1. By being able to maintain spells (shield, blur...) a caster is free to attack or maneuver during the first rounds of combat, when he'd otherwise have to be casting spells. Also the effects of these spells are around on round 1 of combat.
As I say, I think nobody maintain these spells since morning as prevention for instant combat, you need to use 5 PPs (2 + 3) every 10-15 min., then at mid-day (6 hours) you waste about more than 100 PPs...PPs must be saved at any cost as you can!.
2. Spells are no longer limited by their duration, they're limited by the PP's of the caster. The caster who can fly further without having to land to recast the spell was my previous example.

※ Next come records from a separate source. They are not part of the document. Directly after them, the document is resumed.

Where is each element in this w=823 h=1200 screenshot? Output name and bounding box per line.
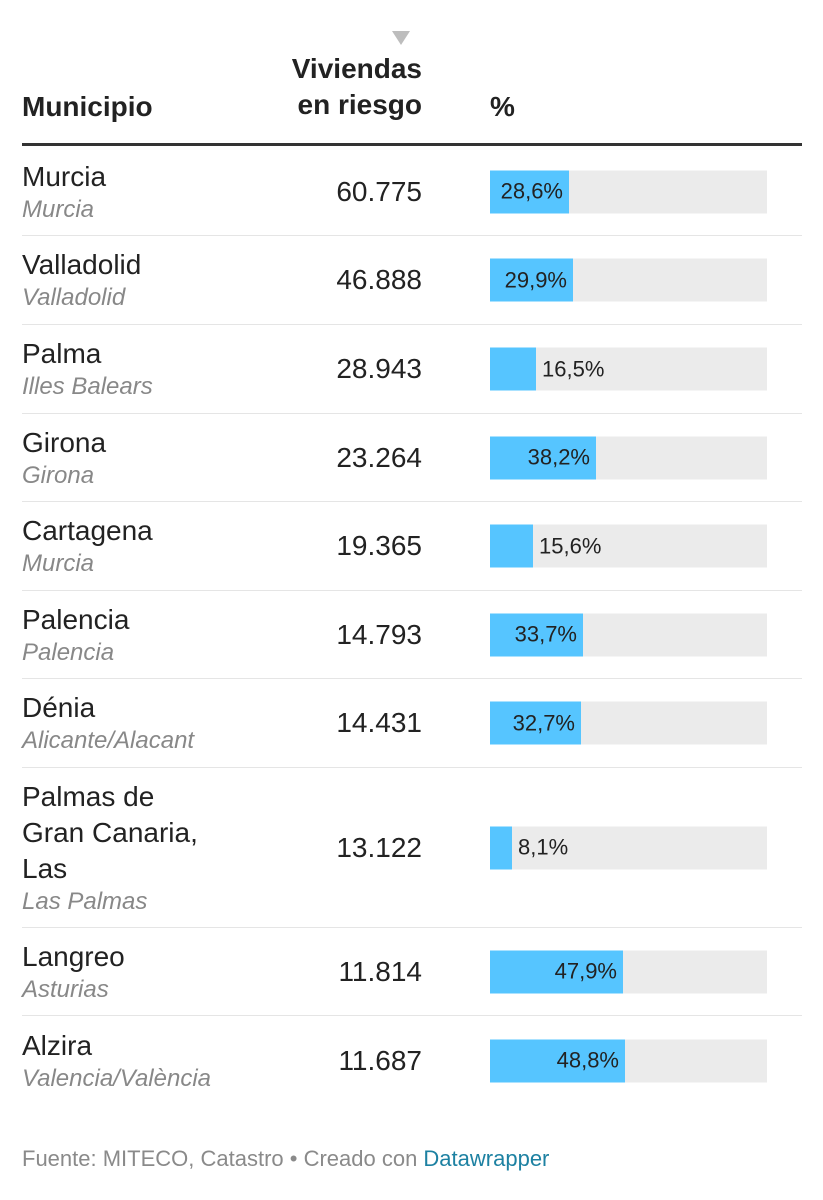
pct-bar [490,826,512,869]
viviendas-value: 14.793 [336,618,422,650]
municipio-name: Valladolid [22,249,142,280]
column-header-viviendas-line2: en riesgo [297,89,422,120]
viviendas-value: 46.888 [336,264,422,295]
pct-bar-track: 29,9% [490,258,767,302]
region-name: Asturias [22,975,109,1003]
column-header-pct[interactable]: % [490,91,515,122]
pct-bar-track: 38,2% [490,436,767,479]
pct-label: 8,1% [518,834,569,860]
region-name: Girona [22,461,95,489]
municipio-name: Palma [22,338,102,369]
table-row: Palmas de Gran Canaria, Las Las Palmas 13.… [22,768,802,928]
column-header-municipio[interactable]: Municipio [22,91,153,122]
table-row: Alzira Valencia/València 11.687 48,8% [22,1016,802,1105]
pct-bar [490,347,536,391]
municipio-cell: Cartagena Murcia [22,513,282,579]
pct-label: 15,6% [539,533,602,558]
municipio-name: Murcia [22,160,107,192]
viviendas-value: 19.365 [336,530,422,561]
region-name: Murcia [22,550,95,577]
sort-descending-icon[interactable] [392,31,410,45]
pct-bar [490,436,596,479]
municipio-name: Langreo [22,940,125,972]
municipio-name: Alzira [22,1029,93,1061]
pct-label: 28,6% [500,178,563,204]
pct-bar [490,701,581,745]
viviendas-value: 14.431 [336,707,422,738]
pct-bar [490,613,583,656]
pct-bar-track: 32,7% [490,701,767,745]
municipio-name: Girona [22,426,107,458]
municipio-cell: Dénia Alicante/Alacant [22,690,282,756]
viviendas-value: 23.264 [336,441,422,473]
pct-bar-track: 8,1% [490,826,767,869]
pct-bar-track: 15,6% [490,524,767,568]
region-name: Murcia [22,195,95,223]
pct-bar-track: 47,9% [490,950,767,993]
viviendas-value: 60.775 [336,175,422,207]
pct-bar [490,170,569,213]
municipio-name: Palencia [22,603,130,635]
pct-label: 47,9% [554,958,617,984]
table-row: Dénia Alicante/Alacant 14.431 32,7% [22,679,802,768]
municipio-name: Palmas de Gran Canaria, Las [22,780,198,884]
pct-label: 33,7% [514,621,577,647]
pct-label: 32,7% [512,710,575,735]
footer-source: Fuente: MITECO, Catastro • Creado con Da… [22,1146,549,1172]
table-row: Cartagena Murcia 19.365 15,6% [22,502,802,591]
pct-bar [490,524,533,568]
table-body: Murcia Murcia 60.775 28,6% Valladolid Vallado… [22,148,802,1105]
municipio-cell: Murcia Murcia [22,159,282,225]
municipio-cell: Palmas de Gran Canaria, Las Las Palmas [22,779,282,917]
viviendas-value: 11.814 [338,955,422,987]
region-name: Las Palmas [22,887,148,915]
table-row: Murcia Murcia 60.775 28,6% [22,148,802,236]
municipio-cell: Palencia Palencia [22,602,282,668]
region-name: Illes Balears [22,373,153,400]
region-name: Valencia/València [22,1064,212,1092]
pct-bar-track: 33,7% [490,613,767,656]
municipio-name: Cartagena [22,515,153,546]
region-name: Valladolid [22,284,126,311]
column-header-viviendas[interactable]: Viviendas en riesgo [292,51,422,123]
pct-label: 48,8% [556,1047,619,1073]
municipio-cell: Langreo Asturias [22,939,282,1005]
municipio-cell: Palma Illes Balears [22,336,282,402]
pct-label: 16,5% [542,356,605,381]
column-header-viviendas-line1: Viviendas [291,53,422,84]
pct-label: 38,2% [527,444,590,470]
pct-bar-track: 28,6% [490,170,767,213]
region-name: Alicante/Alacant [22,727,195,754]
datawrapper-link[interactable]: Datawrapper [423,1146,550,1171]
table-row: Palencia Palencia 14.793 33,7% [22,591,802,679]
pct-bar [490,258,573,302]
table-row: Girona Girona 23.264 38,2% [22,414,802,502]
pct-bar [490,1039,625,1082]
pct-bar-track: 48,8% [490,1039,767,1082]
municipio-cell: Alzira Valencia/València [22,1028,282,1094]
municipio-cell: Valladolid Valladolid [22,247,282,313]
table-header: Municipio Viviendas en riesgo % [22,53,802,146]
table-row: Langreo Asturias 11.814 47,9% [22,928,802,1016]
viviendas-value: 11.687 [338,1044,422,1076]
viviendas-value: 28.943 [336,353,422,384]
table-row: Palma Illes Balears 28.943 16,5% [22,325,802,414]
pct-bar-track: 16,5% [490,347,767,391]
pct-bar [490,950,623,993]
region-name: Palencia [22,638,115,666]
pct-label: 29,9% [504,267,567,292]
viviendas-value: 13.122 [336,831,422,863]
table-row: Valladolid Valladolid 46.888 29,9% [22,236,802,325]
footer-source-text: Fuente: MITECO, Catastro • Creado con [22,1146,424,1171]
municipio-name: Dénia [22,692,96,723]
municipio-cell: Girona Girona [22,425,282,491]
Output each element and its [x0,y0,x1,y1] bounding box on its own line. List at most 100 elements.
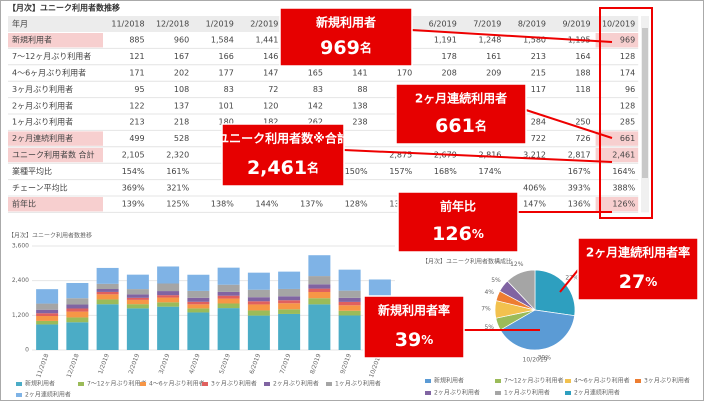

Yes, that is the vision, duration is how often it takes energy...for short duration spells. But for spells like preservation and others duration is very important, as you need to be in range to renew it. So IMO this is not a big change.
3. And finally, 1 specific example, Haste. Imagine a level 6 PC hasted for 10 rounds, a level 12 for 30 rounds, or a level 15 for 50 rounds.... a level 20 character could likely maintain Haste X for at least 100 rounds, that's over 15 minutes.
Haste has no duration, the reason, it is not allowed to increase its duration with spell mastery or spells in list 'spell enhance', as it is required the spell as duration.
Out of combat... for the most part, this isn't a big deal (aside from flying or invisibility examples), but in combat your giving the caster double activity on the rounds he 'maintains' spells rather then having to recast them. That a major unbalancing issue. It's not just giving the casters an additional 10% (for instant spells) or 90% (for normal spells) activity... it's letting the casters cast an ADDITIONAL spell during that round. So far as I know (someone please correct me if I'm wrong) there is no way, what-so-ever, that a caster can cast more then 1 spell in a round; ergo, allowing casters to, is a fundamental balancing change. On top of that, they don't need to roll a SCSM to 'maintain' the spell.
Most combat/defense spells are instant, and you don't need to add an extra casting spell, unless all your spells are type-I (no preparation) you can cast the instant defensive/combat spells while preparing another one (90% preparation + 10% cast instant), you don't need to cast these spells at the exact momment it go off, near the end you cast them while preparing your 'lightning bolt', for example.
In any case, in our game that is not important and/or unbalance, as we allow to cast 2 spells per round with some requisites:
1) Only 1 spell can be offensive.
2) You need enough activity, of course. But if you haste you could cast 2 spells type-I (75% + 75% activity) with no problem while only 1 is offensive.
This allows interesting combination, like 'jump + fly', 'turn spell + attack spell' (so 'spell reins' list is really usefull for magical combat). We are not very agree about that automatic limit of 1 spell per round "yes-or-yes". After try, we use this rule that is balanced and it has not problems like casting many 'words' in 1 round, as only 1 offensive spell is allowed. But we want that defensive/utility spells was really usefull.
Has anyone (apart of us) the sensation that those spells are like in second plane many times?.
One example, magical combat, magician vs magician, first has 'spell reins', but second always attacks it with a type-I spell 'bolt', so it can cast any every round, adding that 2nd has much more initiative (QU), in this case magic combat is determined by initiative, and not by spells known, if I spend DPs learning defensive spells, why must be initiative more important?.
Adding that defensive spells usually takes more PPs than attack ones, the 1st magician spend its PPs earlier, the combat is finished, initiative is the winner.
With our rule, 1st could use 'turn spell', as it is instant, it could prepare and/or cast its attacks spells at the same time, there must be some advantage in spending DPs for adquiring 'spell reins' instead 'invisibility ways' in this case.
Second example, 'spell enhance' list, 'increase range' spell, we have normal and instant version, 2nd has greater lvl of course, but what is the utility of that?, you need 2 rounds in any case to cast the increased range spell. So imagine this case: you are passing a precipice using a thin bridge, using balance, passing 1 by 1, anyone can fail so a player (other than spell caster) falls off, in this situation you can't wait 2 rounds, so your only option is cast 'increase range instant + some teleport spell', as teleport spells usually has only a range of 10'. I don't see the problem at all of making these spells really usefull.
If all of your party/world are casters, no big deal, but as Markc pointed out earlier, if your going to do something like this, the arms professions need a way to keep up as well, perhaps let them attack twice every couple of rounds?
We use an improved 'combat styles' method that gives much versatility to arms, as they can be boring for players only increasing the OBs. If you are interested I can mention it here (I think I did it in another post by I am not sure).